# Accuracy of Easton Arrow Charts???



## arrowshooters (Jun 5, 2006)

I have the Easton Shaft Selector downloaded and it says your 2215 is right on. I have always gone with Easton's recommendations, but I have to shoot the heavy spines anyway.


----------



## Unclegus (May 27, 2003)

The chart is a little on the stiff side..


----------



## Limey (May 6, 2005)

I find the release set up work for me and this is if a shoot fingers or a release.

Remember the Proline HEW is not a hard cam their DFC was:darkbeer:


----------



## tothepoint (Dec 22, 2006)

unclegus 

I have that downloaded also but aren't coming up with a 2215. when I set the program parameters to 65# @27" with a 100 grain point, hard cam, finger release, no overdraw and brace height > 6.5. It comes up with a range of 2413, 2314,2315 and 2216. Which the average spine for that range is 367.5

A 2215 doesn't come up until the shaft length gets down to 25-26". Which is the complete opposite of the 1992 Easton catalog you so kindly sent me (thanks again). The catalog recommends for a compound bow @ 63-69# a 2215 should be used at 28 to 29 inches.

I'm probably going to go with a 3-49 A/C/C, I'm using my current shaft (2215) to identify what sized ACC to use based on its spine.


----------



## Unclegus (May 27, 2003)

Just keep in mind that a shaft that is a little overspined is easier to deal with than an underspined one.


----------



## Manhunter50 (Oct 23, 2006)

*I'm with Unclegus...*



Unclegus said:


> Just keep in mind that a shaft that is a little overspined is easier to deal with than an underspined one.

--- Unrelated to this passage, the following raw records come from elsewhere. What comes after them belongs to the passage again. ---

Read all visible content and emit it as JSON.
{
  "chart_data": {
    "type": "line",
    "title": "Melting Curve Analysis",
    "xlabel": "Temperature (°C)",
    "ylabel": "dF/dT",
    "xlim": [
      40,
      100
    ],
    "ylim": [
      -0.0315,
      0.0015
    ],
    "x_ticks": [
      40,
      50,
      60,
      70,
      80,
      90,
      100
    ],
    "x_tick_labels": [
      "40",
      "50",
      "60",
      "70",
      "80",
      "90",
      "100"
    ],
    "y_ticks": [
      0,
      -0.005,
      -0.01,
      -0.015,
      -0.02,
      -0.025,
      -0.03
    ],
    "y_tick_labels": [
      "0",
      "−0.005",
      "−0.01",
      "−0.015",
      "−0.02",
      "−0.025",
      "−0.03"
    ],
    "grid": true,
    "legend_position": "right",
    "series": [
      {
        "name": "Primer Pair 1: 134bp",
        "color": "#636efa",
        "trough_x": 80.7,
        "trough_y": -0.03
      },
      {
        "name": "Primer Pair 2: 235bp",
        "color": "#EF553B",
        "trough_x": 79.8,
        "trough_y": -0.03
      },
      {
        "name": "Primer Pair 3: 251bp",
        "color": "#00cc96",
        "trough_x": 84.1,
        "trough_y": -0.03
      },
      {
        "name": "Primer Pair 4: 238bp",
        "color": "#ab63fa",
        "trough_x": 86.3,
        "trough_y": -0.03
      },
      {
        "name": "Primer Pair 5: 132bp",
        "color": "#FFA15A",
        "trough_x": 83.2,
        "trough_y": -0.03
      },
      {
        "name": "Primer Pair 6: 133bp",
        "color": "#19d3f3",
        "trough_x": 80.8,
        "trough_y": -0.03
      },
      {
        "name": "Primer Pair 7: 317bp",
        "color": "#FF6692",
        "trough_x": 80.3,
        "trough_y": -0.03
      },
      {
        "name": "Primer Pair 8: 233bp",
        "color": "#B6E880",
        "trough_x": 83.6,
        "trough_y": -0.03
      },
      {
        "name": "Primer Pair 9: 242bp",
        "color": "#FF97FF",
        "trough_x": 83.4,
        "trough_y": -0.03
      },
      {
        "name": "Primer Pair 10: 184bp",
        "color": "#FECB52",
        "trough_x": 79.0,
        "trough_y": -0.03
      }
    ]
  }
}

I've been shooting with fingers for a long time and I have always found that a stiffer shaft is much easier to tune than one with a lighter spine/more deflection. I go with the stiffer shafts and change point weight, arrow length, and/or draw weight to get the best arrow shaft.

For example, I'm shooting Beman 9.3 340s at 29 inches with 145 grain screw-in points on my Ross Competition, but only drawing 61 pounds. I'm getting perfect arrow flight and stacking the arrows pretty consistently.

In this case, I started out with 100 grain points and began working my way up. I got very close with the 145s, made some minor adjustments to my draw weight and started shooting nice, tight groups.

Another consideration is your shooting style. While release shooters can maintain a pretty consistent release, some of us finger shooters cause a lot more deflection in the string than others, which will generally dictate a stiffer shaft as well.


----------



## archerm3 (Jan 4, 2007)

Manhunter50 said:


> I've been shooting with fingers for a long time and I have always found that a stiffer shaft is much easier to tune than one with a lighter spine/more deflection. I go with the stiffer shafts and change point weight, arrow length, and/or draw weight to get the best arrow shaft.
> 
> For example, I'm shooting Beman 9.3 340s at 29 inches with 145 grain screw-in points on my Ross Competition, but only drawing 61 pounds. I'm getting perfect arrow flight and stacking the arrows pretty consistently.
> 
> ...


Amen


----------



## tothepoint (Dec 22, 2006)

Manhunter50

I do something similar, but I start at the other end. 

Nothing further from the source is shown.